[Viewpoint] Lessons from a crisisEconomics and macroeconomic policies are going through a type of convergence. Keynesian textbooks, largely ignored in the macroeconomic field over the last three decades, came off dusty bookshelves to provide solutions to governments faced with a financial crisis unseen since the Great Depression.
World leaders joined Washington crisis fighters to rescue their economies with expansionary fiscal and monetary policies prescribed by old master John Maynard Keynes.
The fire has, for now, been contained.
And out the window went hitherto mainstream neoclassical economics based on rational expectations and faith in the market’s self-sustainable capability that preached the dangers of government intervention and the limits of the worth of expansionary monetary policies.
Of course, it’s the nature of the trendy to chuck out the old to move onto the new.
But it is too early to determine the future of neoclassical economics.
Keynesian solutions calling for government stimulus to pump liquidity and create demand in times of crisis carry merit.
But neoclassical disciples have warned that deficit spending and loose monetary policy can harm the economy in the longer run, backfiring by causing ever escalating costs. Their assumptions have been confirmed and developed over the years. We have no idea how today’s generous liquidity injections will eventually culminate.

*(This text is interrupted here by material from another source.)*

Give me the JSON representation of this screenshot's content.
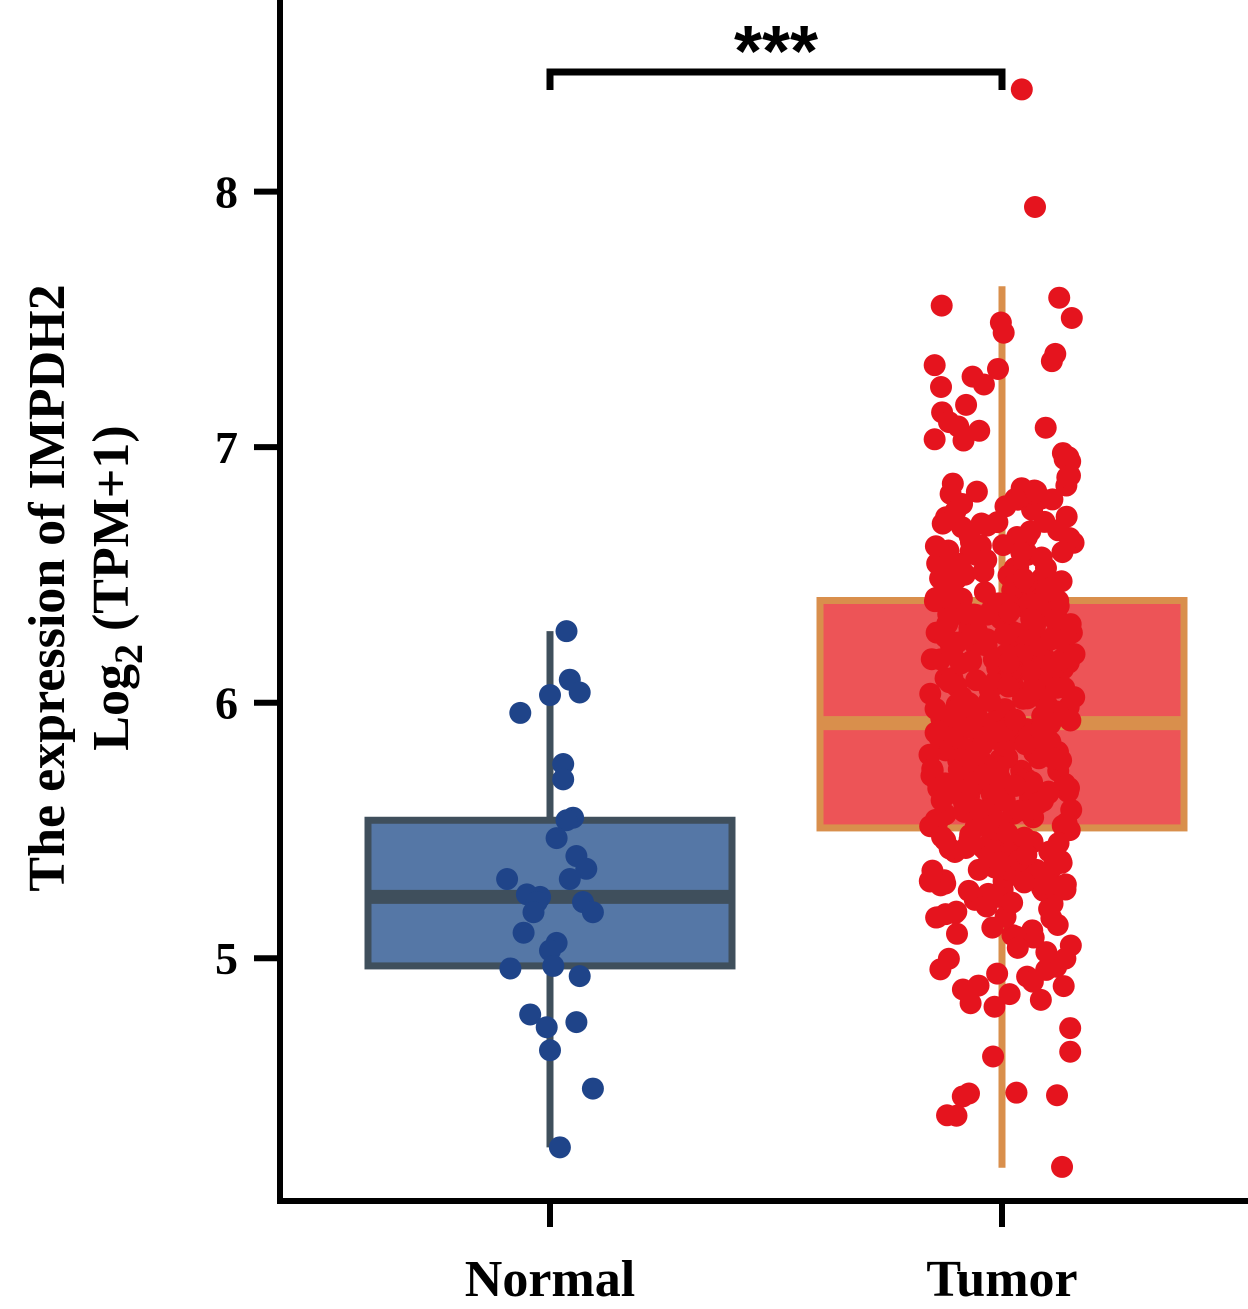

We can date last year’s financial crisis to the past expansionary policies and low interest rates needed to bail out the technology and banking industries during the bursting of the dot-com bubble in 2002. Today’s aggressive policies without a well-timed exit strategy can produce an even more monstrous bill.
Macroeconomic policy works differently in the short and long runs. When to shift gears remains the most tricky and crucial move in economic policy making.
Equally unclear are microeconomic policies such as regulation and supervision. Pro-business and pro-market approaches are different, but many regarded them as one. As result, the largest financial institutions capitalized on their market positions to expand, pocket massive gains and ventured into risky investments for bigger returns. Policies meant to contain the problem at times wreaked havoc on the market and generated great pain and losses for many participants.
The market’s role does not end inefficient distribution of resources via prices. The market can contribute to the real economy in helpful ways when it provides an environment to incubate healthy businesses and spawn their creative and innovative output.
Innovations often come from unexpected places. If the market failed in its regulatory function, technology giants like Microsoft and Apple could use their market status to stamp out newcomers, exploiting their market value.
We must contemplate whether our own economic policies are also involved in this problem.
The government has removed the cap on cross-stakeholding among conglomerates, facilitating their defense of management control and hereditary management.
The Justice Ministry is also poised to allow a poison pill system to thwart takeover bids, which also works to help defend management control by local companies.
These new policies all serve to stimulate the market and investment.
But even if individual policies have merits in theory, they may not function in such a way in the real market.
The market is respected in economics because of its inherent ability to sift out weak and inefficient companies while promoting competitive and innovative ones.
If it loses this function, the policies have been pro-business, not pro-market.
The market must offer a dynamic environment that evolves and transforms through competitive forces, and competition must be fair.
The market must contain fundamental forces restraining concentration of power and inefficient management for the sake of efficiency and broader economic prosperity.
The voice and role of the antitrust Fair Trade Commission has become too muted during cries for greater market freedom.
Excessiveness and one-sidedness is a trap economic policies must not fall prey to at any time.
*The writer is head of Sogang University Graduate School of International Studies. Translation by the JoongAng Daily staff.